Fashion giant Next sees potential to open a raft of stores designed to transform the image of out-of-town shopping.
The retailer will turn its back on the traditional retail park ‘shed’ in selected locations and instead open statement stores that reflect its reputation for style while still meeting financial returns criteria.
“If we went back 20 years, we’d have built nicer sheds”
Simon Wolfson, Next chief executive
As it increasingly focuses on large-format stores, which this year will account for 70% of new space, Next sees opportunity to create what it calls “design-and-build” stores as it opens in new locations.
Next chief executive Simon Wolfson said: “Some of the new sites we have secured require the construction of a new building. We intend to use this as an opportunity to invest in the architecture and external appearance of our stores.
“Our aim is to redefine what can be achieved out of town, moving away from the traditional ‘shed’ to architectural buildings that reflect the design aspirations of our product ranges.
“To achieve this we are using high-quality materials both inside and outside of the buildings.”

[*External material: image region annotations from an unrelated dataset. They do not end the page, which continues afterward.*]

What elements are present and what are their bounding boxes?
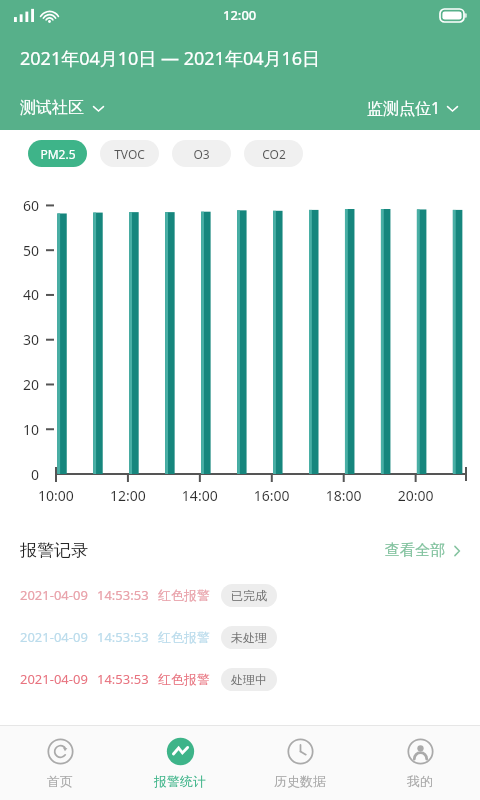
staticText: 监测点位1 <box>367 97 441 119</box>
staticText: 我的 <box>407 773 433 789</box>
staticText: 红色报警 <box>158 629 210 645</box>
staticText: 14:53:53 <box>97 628 149 646</box>
button[interactable]: 2021-04-09 <box>0 658 480 700</box>
staticText: TVOC <box>114 146 145 162</box>
button[interactable]: PM2.5 <box>28 140 87 167</box>
other: 历史数据 <box>286 737 315 766</box>
staticText: CO2 <box>262 146 286 162</box>
button[interactable]: 报警统计 <box>120 729 240 797</box>
button[interactable]: 我的 <box>360 729 480 797</box>
button[interactable]: CO2 <box>244 140 303 167</box>
other: 首页 <box>46 737 75 766</box>
staticText: 2021-04-09 <box>20 586 88 604</box>
staticText: 2021-04-09 <box>20 628 88 646</box>
staticText: 测试社区 <box>20 98 84 118</box>
other: 报警统计 <box>166 737 195 766</box>
button[interactable]: TVOC <box>100 140 159 167</box>
staticText: 2021-04-09 <box>20 670 88 688</box>
staticText: 未处理 <box>231 630 267 645</box>
button[interactable]: 2021-04-09 <box>0 574 480 616</box>
staticText: 报警统计 <box>154 773 206 789</box>
staticText: 14:53:53 <box>97 586 149 604</box>
staticText: 报警记录 <box>20 540 88 561</box>
button[interactable]: 2021-04-09 <box>0 616 480 658</box>
other: 我的 <box>406 737 435 766</box>
staticText: 红色报警 <box>158 587 210 603</box>
staticText: 2021年04月10日 — 2021年04月16日 <box>20 46 321 71</box>
staticText: 已完成 <box>231 588 267 603</box>
staticText: PM2.5 <box>40 146 76 162</box>
staticText: 14:53:53 <box>97 670 149 688</box>
staticText: 处理中 <box>231 672 267 687</box>
button[interactable]: 监测点位1 <box>367 97 460 119</box>
button[interactable]: 查看全部 <box>385 541 464 560</box>
staticText: 查看全部 <box>385 541 445 560</box>
staticText: 红色报警 <box>158 671 210 687</box>
staticText: 首页 <box>47 773 73 789</box>
staticText: 12:00 <box>223 6 257 24</box>
staticText: 历史数据 <box>274 773 326 789</box>
button[interactable]: 首页 <box>0 729 120 797</box>
staticText: O3 <box>193 146 210 162</box>
button[interactable]: 历史数据 <box>240 729 360 797</box>
button[interactable]: 测试社区 <box>20 98 106 118</box>
button[interactable]: O3 <box>172 140 231 167</box>
button[interactable]: 2021年04月10日 — 2021年04月16日 <box>0 30 480 86</box>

The first such store opened at Hedge End, Southampton, in August, and sales expectations have been lifted from £19.5m to £21m on performance so far.
Two more are planned within the next 12 months in Maidstone, Kent, and High Wycombe, Bucks. Another will follow in Norwich in 2016 and several more are under negotiation with landlords and planners.
Wolfson said: “There’s an enormous opportunity to change the look and feel of out-of-town retail. If we went back 20 years, we’d have built nicer sheds. It was a slight own-goal now we know how much can be taken out of town.”
Next has also been improving the look of existing stores, such as that in Romford, Essex, where “plasticky-looking” cladding has been replaced with glass frontage.
Development of the store estate is one of Next’s five priorities in the current year.